Why is SCA coming into force?
SCA is part of PSD2. One of the aims of PSD2 is to provide protection for consumers.
Since the implementation of the original PSD, there have been new technological advances within the payments market seeing an increase of Third Party Providers (TPPs). These TPPs offer new and innovative ways of accessing consumers’ account information and initiating payments.
However, opening up access to consumer accounts in this way creates increased security risk, and the tradeoff is strict regulation on how TPPs and payment service providers get access to these accounts.
That’s where SCA comes in. It aims to ensure that the end customer is the rightful owner of the bank account or other payment mechanism (e.g. card).
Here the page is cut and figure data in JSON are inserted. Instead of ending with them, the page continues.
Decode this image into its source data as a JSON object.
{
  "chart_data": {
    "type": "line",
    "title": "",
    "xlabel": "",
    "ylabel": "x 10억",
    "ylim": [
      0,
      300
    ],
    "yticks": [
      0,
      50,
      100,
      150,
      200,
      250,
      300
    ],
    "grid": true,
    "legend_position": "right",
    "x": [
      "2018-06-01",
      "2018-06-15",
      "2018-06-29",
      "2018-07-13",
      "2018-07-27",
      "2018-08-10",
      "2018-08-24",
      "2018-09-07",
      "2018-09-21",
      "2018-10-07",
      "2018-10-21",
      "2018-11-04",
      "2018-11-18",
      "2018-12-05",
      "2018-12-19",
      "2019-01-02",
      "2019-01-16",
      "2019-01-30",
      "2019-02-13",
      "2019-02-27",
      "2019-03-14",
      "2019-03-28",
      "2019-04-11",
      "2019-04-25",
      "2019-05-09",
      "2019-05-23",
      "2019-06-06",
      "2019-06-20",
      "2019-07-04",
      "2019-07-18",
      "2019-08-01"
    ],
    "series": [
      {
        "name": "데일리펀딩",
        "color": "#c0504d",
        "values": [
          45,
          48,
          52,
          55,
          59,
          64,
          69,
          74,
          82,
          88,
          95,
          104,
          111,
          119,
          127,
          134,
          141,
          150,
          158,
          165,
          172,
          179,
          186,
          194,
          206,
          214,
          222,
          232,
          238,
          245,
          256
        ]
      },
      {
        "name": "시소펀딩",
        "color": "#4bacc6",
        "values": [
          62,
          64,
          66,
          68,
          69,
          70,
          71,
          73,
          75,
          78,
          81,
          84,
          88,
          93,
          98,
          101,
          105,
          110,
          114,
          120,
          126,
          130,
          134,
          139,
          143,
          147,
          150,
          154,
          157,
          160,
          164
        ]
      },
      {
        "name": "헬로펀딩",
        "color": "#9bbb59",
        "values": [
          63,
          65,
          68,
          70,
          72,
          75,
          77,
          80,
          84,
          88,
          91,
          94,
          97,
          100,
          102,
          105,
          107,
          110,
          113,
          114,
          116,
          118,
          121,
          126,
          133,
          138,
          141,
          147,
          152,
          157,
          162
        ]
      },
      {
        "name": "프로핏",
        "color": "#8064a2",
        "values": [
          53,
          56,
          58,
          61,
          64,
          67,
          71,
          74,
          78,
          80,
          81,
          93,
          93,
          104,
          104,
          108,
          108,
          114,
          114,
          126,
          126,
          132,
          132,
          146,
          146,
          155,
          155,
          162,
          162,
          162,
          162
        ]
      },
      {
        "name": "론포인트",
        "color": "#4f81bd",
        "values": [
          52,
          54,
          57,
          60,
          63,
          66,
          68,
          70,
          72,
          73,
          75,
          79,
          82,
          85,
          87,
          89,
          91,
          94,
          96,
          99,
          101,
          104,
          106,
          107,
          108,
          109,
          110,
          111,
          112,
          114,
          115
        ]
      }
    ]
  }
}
By going through a 2-factor authentication process, the risk of fraud is perceived to be reduced.
In short, SCA is aimed at improving the security of payers’ online transactions and reducing payer fraud.
The cost of payments fraud
SCA is designed to reduce fraud during online transactions, but how much impact will it make?
Europol estimated that card-not-present fraud accounted for 66% of €1.44 billion in fraudulent card transactions in 2013. By 2016, the European Central Bank (ECB) calculated the total cost of card payment fraud reached €1.8 billion. The UK, France and Denmark suffered from the highest rates of card fraud.
In the UK alone, £2billion was stolen from credit and debit cards in 2017, with 28% of people becoming the victim of online payment fraud.